In other words, we were experiencing the same revelation that Isaiah gave to Hezekiah long ago. In Hezekiah’s day, the Jubilee was real, yet it was only a type and shadow of greater things to come in our own time.

I was led to teach about this at the Bible conference in Winnipeg. Two years later, on the Day of Atonement, September 23, 1996, I was led to declare the 120th Jubilee from Adam, bearing witness in the world to what God was declaring in heaven. This, I believe, was a declaration of deliverance and healing in our time, even as it was in the days of Hezekiah. Because faith comes by hearing, this revelation solidified my faith that God would indeed deliver us from Mystery Babylon. I believe that God will cause the king of Babylon to turn back (shuwb) in the way that he came.

In a more positive side to this prophecy, the world as a whole will see a great “return” to God in the form of repentance, for that too is the meaning of shuwb. Whereas Hezekiah was witnessing the fourteenth Jubilee, we are witnessing the 120th Jubilee. Fourteen is the biblical number for release and deliverance; but 120 is the number associated with the outpouring of the Holy Spirit.
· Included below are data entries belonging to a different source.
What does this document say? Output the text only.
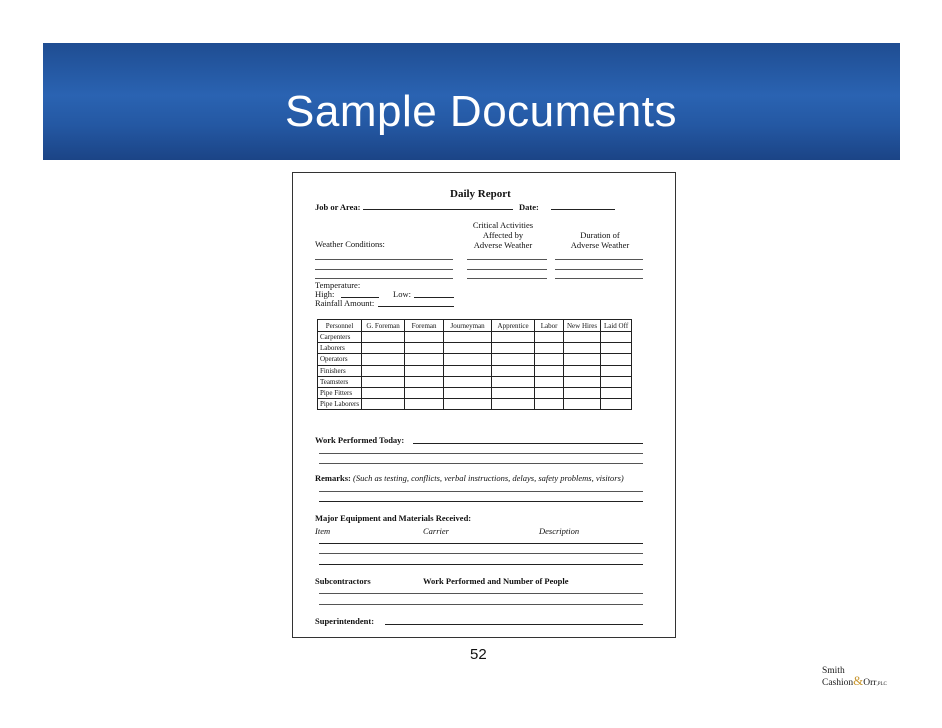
Sample Documents
Daily Report
Job or Area:	Date:
Critical Activities
Affected by
Adverse Weather
Duration of
Adverse Weather
Weather Conditions:
Temperature:
High:	Low:
Rainfall Amount:
Personnel	G. Foreman	Foreman	Journeyman	Apprentice	Labor	New Hires	Laid Off
Carpenters							
Laborers							
Operators							
Finishers							
Teamsters							
Pipe Fitters							
Pipe Laborers							
Work Performed Today:
Remarks: (Such as testing, conflicts, verbal instructions, delays, safety problems, visitors)
Major Equipment and Materials Received:
Item	Carrier	Description
Subcontractors	Work Performed and Number of People
Superintendent:
52
Smith
Cashion&Orr,PLC
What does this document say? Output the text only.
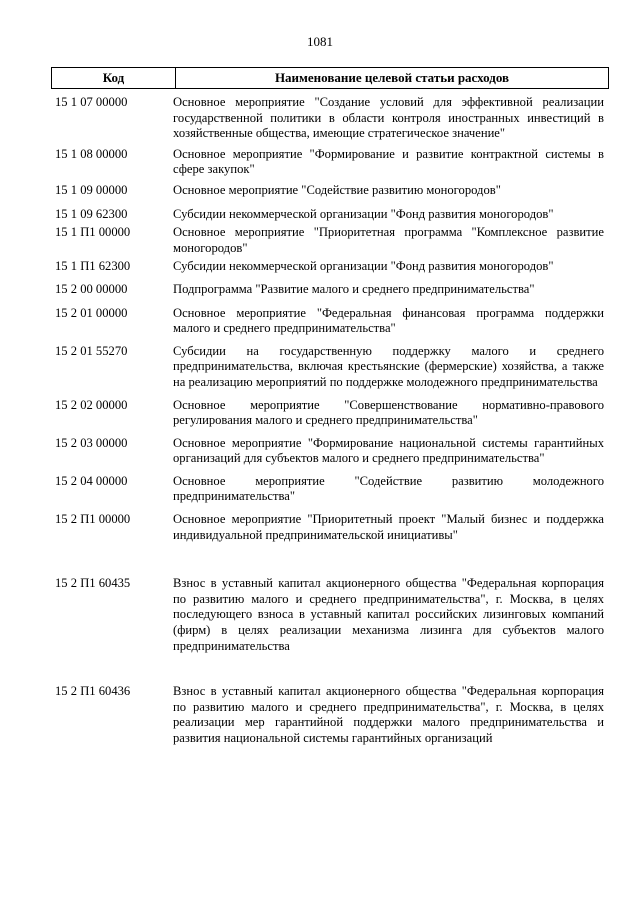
1081
Код	Наименование целевой статьи расходов
15 1 07 00000	Основное мероприятие "Создание условий для эффективной реализации государственной политики в области контроля иностранных инвестиций в хозяйственные общества, имеющие стратегическое значение"
15 1 08 00000	Основное мероприятие "Формирование и развитие контрактной системы в сфере закупок"
15 1 09 00000	Основное мероприятие "Содействие развитию моногородов"
15 1 09 62300	Субсидии некоммерческой организации "Фонд развития моногородов"
15 1 П1 00000	Основное мероприятие "Приоритетная программа "Комплексное развитие моногородов"
15 1 П1 62300	Субсидии некоммерческой организации "Фонд развития моногородов"
15 2 00 00000	Подпрограмма "Развитие малого и среднего предпринимательства"
15 2 01 00000	Основное мероприятие "Федеральная финансовая программа поддержки малого и среднего предпринимательства"
15 2 01 55270	Субсидии на государственную поддержку малого и среднего предпринимательства, включая крестьянские (фермерские) хозяйства, а также на реализацию мероприятий по поддержке молодежного предпринимательства
15 2 02 00000	Основное мероприятие "Совершенствование нормативно-правового регулирования малого и среднего предпринимательства"
15 2 03 00000	Основное мероприятие "Формирование национальной системы гарантийных организаций для субъектов малого и среднего предпринимательства"
15 2 04 00000	Основное мероприятие "Содействие развитию молодежного предпринимательства"
15 2 П1 00000	Основное мероприятие "Приоритетный проект "Малый бизнес и поддержка индивидуальной предпринимательской инициативы"
15 2 П1 60435	Взнос в уставный капитал акционерного общества "Федеральная корпорация по развитию малого и среднего предпринимательства", г. Москва, в целях последующего взноса в уставный капитал российских лизинговых компаний (фирм) в целях реализации механизма лизинга для субъектов малого предпринимательства
15 2 П1 60436	Взнос в уставный капитал акционерного общества "Федеральная корпорация по развитию малого и среднего предпринимательства", г. Москва, в целях реализации мер гарантийной поддержки малого предпринимательства и развития национальной системы гарантийных организаций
Both numbers are highly significant, but we are seeing a greater fulfillment in our time, because the Holy Spirit will change the hearts of the people and bring them into the image of Christ.

Having heard the revelation of God in 1994 and having followed through with the declaration in 1996, this is a matter of faith to me. Others may question my hope of seeing this great end-time outpouring of the Holy Spirit, but it is a reality to me. Others may think we are entering a time of the rule of “Antichrist,” but I have already seen by the Spirit the fall of “Antichrist.”

Though we today, like Hezekiah, are being threatened, I have heard the word of deliverance and have borne witness of God’s intent to deliver us as well. Those who have not received such a word can only stand aside and see what might happen. Soon-coming events will prove whether or not the word I received was truly from God.